DATA RETENTION ACT 2015:
What Australian MSPs and Telcos need to know about the Data Retention Act
Any company in Australia who sells voice or data products needs to be compliant with the Telecommunications (Interception and Access) Amendment (Data Retention) Act 2015. Many companies are not yet compliant with the act. This is despite the fact that it has been enforceable since April 13th 2017!
Fines for non-compliance range from $50,000 to $10 million – it is only a matter of time before companies like yours start getting audited.
Emersion has built a number of modules to assist clients to meet their obligations under the act including storing encrypted usage information for a period of two years and making it easy to retrieve the data held on individual customers. Existing customers of Emersion can meet their requirements under the act by turning on our data retention module(s).
Talk to us today about what your business needs to do to avoid fines and potential legal action from the government.
The deadline for providers to be compliant with the Australian Government’s Telecommunications (Interception and Access) Amendment (Data Retention) Act 2015 is April 13th 2017.
Those providers who do not comply could be liable to Pecuniary Penalties (see excert below):
Telecommunications Act 1997, Part 31—Civil penalties
570 Pecuniary penalties for contravention of civil penalty provisions
(3) The pecuniary penalty payable under subsection (1) by a body corporate is not to exceed:
(a) in the case of a contravention of subsection 68(1) or (2) or 101(1) or (2)—$10 million for each contravention; or
(b) in any other case—$250,000 for each contravention.

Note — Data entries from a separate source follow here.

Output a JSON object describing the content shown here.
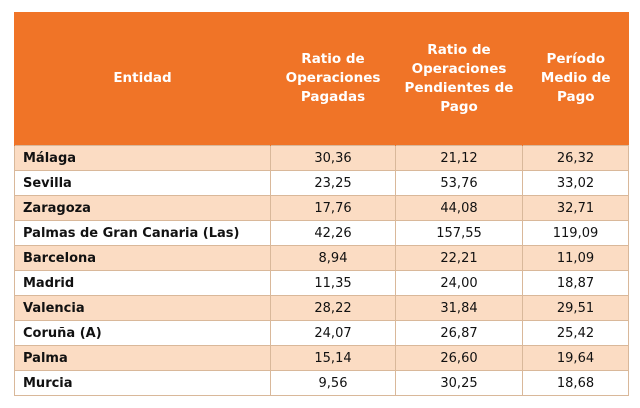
{
  "table": {
    "headers": [
      "Entidad",
      "Ratio de Operaciones Pagadas",
      "Ratio de Operaciones Pendientes de Pago",
      "Período Medio de Pago"
    ],
    "rows": [
      [
        "Málaga",
        "30,36",
        "21,12",
        "26,32"
      ],
      [
        "Sevilla",
        "23,25",
        "53,76",
        "33,02"
      ],
      [
        "Zaragoza",
        "17,76",
        "44,08",
        "32,71"
      ],
      [
        "Palmas de Gran Canaria (Las)",
        "42,26",
        "157,55",
        "119,09"
      ],
      [
        "Barcelona",
        "8,94",
        "22,21",
        "11,09"
      ],
      [
        "Madrid",
        "11,35",
        "24,00",
        "18,87"
      ],
      [
        "Valencia",
        "28,22",
        "31,84",
        "29,51"
      ],
      [
        "Coruña (A)",
        "24,07",
        "26,87",
        "25,42"
      ],
      [
        "Palma",
        "15,14",
        "26,60",
        "19,64"
      ],
      [
        "Murcia",
        "9,56",
        "30,25",
        "18,68"
      ]
    ]
  },
  "colors": {
    "header": "#f07427",
    "row_shade": "#fbdcc3",
    "border": "#d9b89a"
  }
}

(4) The pecuniary penalty payable under subsection (1) by a person other than a body corporate is not to exceed $50,000 for each contravention.
In Australia any company who sells voice (e.g. VoIP, landlines, mobile phone plans) or data (e.g. internet) needs to be compliant with the Telecommunications (Interception and Access) Amendment (Data Retention) Act 2015.

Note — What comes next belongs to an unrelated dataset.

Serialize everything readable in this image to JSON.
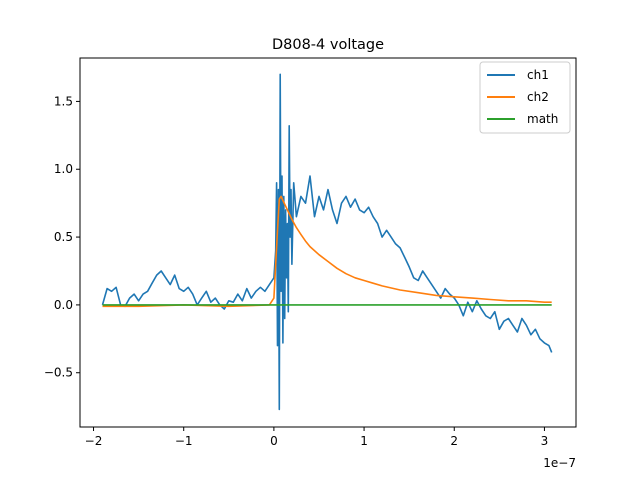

This means that you need to retain the following information in an encrypted format for a period of at least two years:
- Incoming and outgoing telephone caller identification
- Date, time and duration of a phone call
- Location of the device from which phone call was made
- Unique identification number assigned to a particular mobile phone of the phones involved in each particular phone call
- The email address from which an email is sent
- The time, date and recipients of emails
- The size of any attachment sent with emails and their file formats
- Account details held by the internet service provider (ISP) such as whether or not the account is active or suspended
(Source: Telecommunications (Interception and Access) Amendment (Data Retention) Act 2015 Section187AA)
Businesses have just 72 hours to provide this information when they recieve a request under the act. This means providing a filtered export file with containing only the data that has been requested.
In addition to this you will need to store information about the request including:
- Who has requested access to the information
- What information they requested
- Who within your team has requested access to the data
Even if you are storing the all of the required data, exporting the information within the 72 hour timeframe will be a nightmare for most companies.
Is your company on top of your data retention obligations? If not Emersion has built a Data Retention Module to help your company be compliant with the act.
Emersion’s Data Retention Module
Emersion has invested significantly into our platform to provide a way for MSPs and Telcos to be compliant with the Telecommunications (Interception and Access) Amendment (Data Retention) Act 2015.
We do this through:
- Storing managed familiar data that Emersion holds in it’s core system for two years (Such as account details, billing details, transaction and payment details, usage, payment methods etc)
- Optionally storing managed unfamiliar data (data not usually held in Emersions core systems such as email logs, RAIDUS and Netflow information). This requires additional set up and in many cases the obligation to store this data can be passed through to the wholesaler
- Encryption of data
- Built in reports and user interface for data retrieval, as well as the option of connection via API
- Storing the details of the request such as when it was made, who requested access, what data was requested and who internally provided access to the data.